A todos nos ha pasado. De pronto nos encontramos en el camino a personas que nos hacen daño. Ya sea porque mienten, se aprovechan de nuestra buena fe, engañan y sólo miran por sus intereses, o prometen cosas que no son capaces de cumplir. Eso es inevitable. Lo que sí podemos evitar es que nos envenenen con su actitud. Hay que recordar, siempre, que todos dan justo lo que tienen.
Las historias personales nos hacen crecer a todos en direcciones tan diferentes. Lo importante es saber quiénes somos nosotros, de qué estamos hechos y qué podemos ofrecer a los demás y, lo más importante, a nosotros mismos.
Vengo de una decepción. De darme cuenta de que alguien a quien quise mucho y consideraba un magnífico amigo se aprovechó de eso para dañarme. Lo he llorado, sí, pero nomás tantito. Porque sé quién soy y me valoro, porque sé que le di y le di de buena fe. Le di cobijo, consejos, comida y hasta techo cuando lo necesitó. Le di mi amistad. A cambio traicionó el código principal de la amistad, que es la confianza. Y la confianza, cuando se rompe, ni con Kola loca pega de nuevo.
Es simple, hay personas que llegan a nuestras vidas para siempre.
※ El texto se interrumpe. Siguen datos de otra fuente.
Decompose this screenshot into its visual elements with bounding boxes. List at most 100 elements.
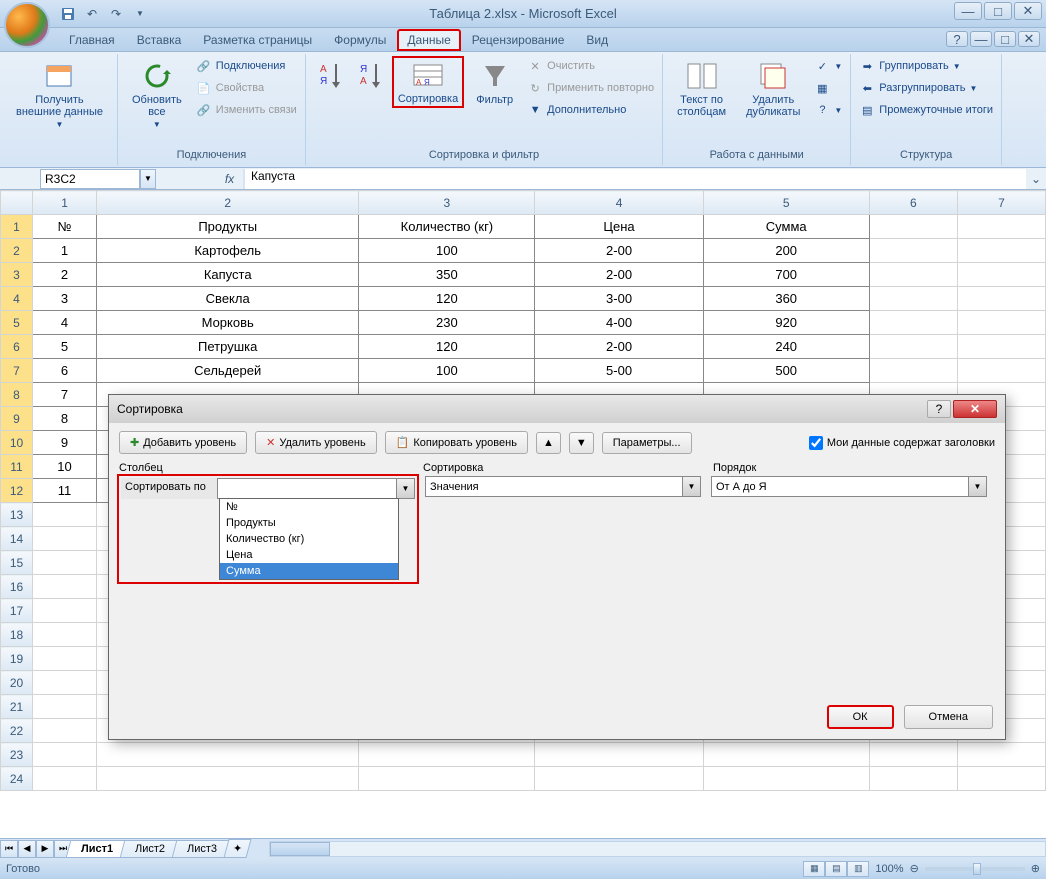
row-header[interactable]: 14 [1, 527, 33, 551]
cell[interactable] [869, 311, 957, 335]
cell[interactable]: 700 [703, 263, 869, 287]
ribbon-minimize[interactable]: — [970, 31, 992, 47]
sort-desc[interactable]: ЯА [352, 56, 388, 96]
remove-duplicates[interactable]: Удалить дубликаты [738, 56, 808, 122]
column-header[interactable]: 7 [957, 191, 1045, 215]
sort-dialog-btn[interactable]: АЯ Сортировка [392, 56, 464, 108]
copy-level-button[interactable]: 📋Копировать уровень [385, 431, 528, 454]
formula-expand[interactable]: ⌄ [1026, 169, 1046, 189]
row-header[interactable]: 17 [1, 599, 33, 623]
cell[interactable]: 3-00 [535, 287, 703, 311]
row-header[interactable]: 4 [1, 287, 33, 311]
cell[interactable] [869, 359, 957, 383]
sort-on-select[interactable]: Значения ▼ [425, 476, 701, 497]
tab-data[interactable]: Данные [397, 29, 460, 51]
sort-asc[interactable]: АЯ [312, 56, 348, 96]
cell[interactable] [869, 767, 957, 791]
column-header[interactable]: 5 [703, 191, 869, 215]
cell[interactable]: 1 [33, 239, 97, 263]
zoom-value[interactable]: 100% [875, 863, 903, 875]
ribbon-restore[interactable]: □ [994, 31, 1016, 47]
cell[interactable] [703, 743, 869, 767]
dropdown-item[interactable]: № [220, 499, 398, 515]
cell[interactable] [359, 743, 535, 767]
table-header-cell[interactable]: Сумма [703, 215, 869, 239]
cell[interactable] [33, 647, 97, 671]
cell[interactable] [33, 743, 97, 767]
cell[interactable] [869, 239, 957, 263]
cell[interactable] [869, 743, 957, 767]
sheet-nav-next[interactable]: ▶ [36, 840, 54, 858]
cell[interactable] [957, 215, 1045, 239]
column-header[interactable]: 3 [359, 191, 535, 215]
cell[interactable] [957, 743, 1045, 767]
connections-btn[interactable]: 🔗Подключения [194, 56, 299, 76]
cell[interactable] [97, 743, 359, 767]
column-header[interactable]: 6 [869, 191, 957, 215]
cell[interactable] [33, 767, 97, 791]
cell[interactable] [535, 767, 703, 791]
cell[interactable]: 5 [33, 335, 97, 359]
cell[interactable] [33, 623, 97, 647]
cell[interactable] [957, 335, 1045, 359]
ribbon-help[interactable]: ? [946, 31, 968, 47]
sheet-tab-1[interactable]: Лист1 [66, 840, 129, 858]
cell[interactable]: 500 [703, 359, 869, 383]
cell[interactable] [957, 311, 1045, 335]
cell[interactable]: 360 [703, 287, 869, 311]
data-validation[interactable]: ✓▼ [812, 56, 844, 76]
cell[interactable]: 920 [703, 311, 869, 335]
cell[interactable]: 9 [33, 431, 97, 455]
cell[interactable] [33, 695, 97, 719]
row-header[interactable]: 18 [1, 623, 33, 647]
cell[interactable] [869, 215, 957, 239]
delete-level-button[interactable]: ✕Удалить уровень [255, 431, 377, 454]
formula-input[interactable]: Капуста [244, 169, 1026, 189]
properties-btn[interactable]: 📄Свойства [194, 78, 299, 98]
advanced-filter[interactable]: ▼Дополнительно [525, 100, 656, 120]
row-header[interactable]: 19 [1, 647, 33, 671]
view-normal[interactable]: ▦ [803, 861, 825, 877]
headers-checkbox-label[interactable]: Мои данные содержат заголовки [809, 436, 995, 450]
cell[interactable] [703, 767, 869, 791]
zoom-in[interactable]: ⊕ [1031, 862, 1040, 875]
row-header[interactable]: 20 [1, 671, 33, 695]
cell[interactable] [33, 503, 97, 527]
cell[interactable] [33, 719, 97, 743]
row-header[interactable]: 6 [1, 335, 33, 359]
row-header[interactable]: 13 [1, 503, 33, 527]
move-up-button[interactable]: ▲ [536, 432, 561, 454]
subtotal-btn[interactable]: ▤Промежуточные итоги [857, 100, 995, 120]
group-btn[interactable]: ➡Группировать▼ [857, 56, 995, 76]
cell[interactable]: 3 [33, 287, 97, 311]
dialog-titlebar[interactable]: Сортировка ? ✕ [109, 395, 1005, 423]
dropdown-item[interactable]: Количество (кг) [220, 531, 398, 547]
qat-redo[interactable]: ↷ [106, 4, 126, 24]
cell[interactable]: Свекла [97, 287, 359, 311]
office-button[interactable] [4, 2, 50, 48]
cell[interactable] [535, 743, 703, 767]
consolidate[interactable]: ▦ [812, 78, 844, 98]
cell[interactable]: 11 [33, 479, 97, 503]
cell[interactable]: 4-00 [535, 311, 703, 335]
dropdown-item[interactable]: Сумма [220, 563, 398, 579]
cell[interactable]: 5-00 [535, 359, 703, 383]
column-header[interactable]: 1 [33, 191, 97, 215]
name-box[interactable]: R3C2 [40, 169, 140, 189]
row-header[interactable]: 24 [1, 767, 33, 791]
options-button[interactable]: Параметры... [602, 432, 692, 454]
cell[interactable]: Капуста [97, 263, 359, 287]
cell[interactable] [869, 335, 957, 359]
zoom-slider[interactable] [925, 867, 1025, 871]
row-header[interactable]: 5 [1, 311, 33, 335]
tab-insert[interactable]: Вставка [126, 28, 193, 51]
cell[interactable]: 120 [359, 335, 535, 359]
qat-undo[interactable]: ↶ [82, 4, 102, 24]
tab-formulas[interactable]: Формулы [323, 28, 397, 51]
table-header-cell[interactable]: Цена [535, 215, 703, 239]
what-if[interactable]: ?▼ [812, 100, 844, 120]
cell[interactable] [957, 359, 1045, 383]
row-header[interactable]: 21 [1, 695, 33, 719]
tab-view[interactable]: Вид [575, 28, 619, 51]
table-header-cell[interactable]: № [33, 215, 97, 239]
Son esos amigos incondicionales que ni el tiempo ni la distancia separan de nuestro corazón. Los otros, los embusteros, van de paso. Sin embargo, también a ellos hay que agradecerles lo que nos enseñaron. Toda decepción, todo dolor, nos hace más fuertes y nos muestran los caminos que no hay que volver a transitar. Duele, sí, pero también permiten que nos levantemos más fuertes y optimistas. Agradecidos porque finalmente su partida es lo mejor para nosotros. Y sinceramente, sin afanes canallescos, sabemos que el que no respeta la amistad no respeta nada, sabemos que quien sólo piensa en sí mismo nunca será capaz de grandes cosas. Eso es digno de compasión.
Agradezcamos que vivimos experiencias dolorosas, agradezcamos que sabemos aprovecharlas y sacar de ellas algo positivo. Total, las lágrimas se secan en un dos por tres y para quien sabe amar siempre habrá mejores horizontes.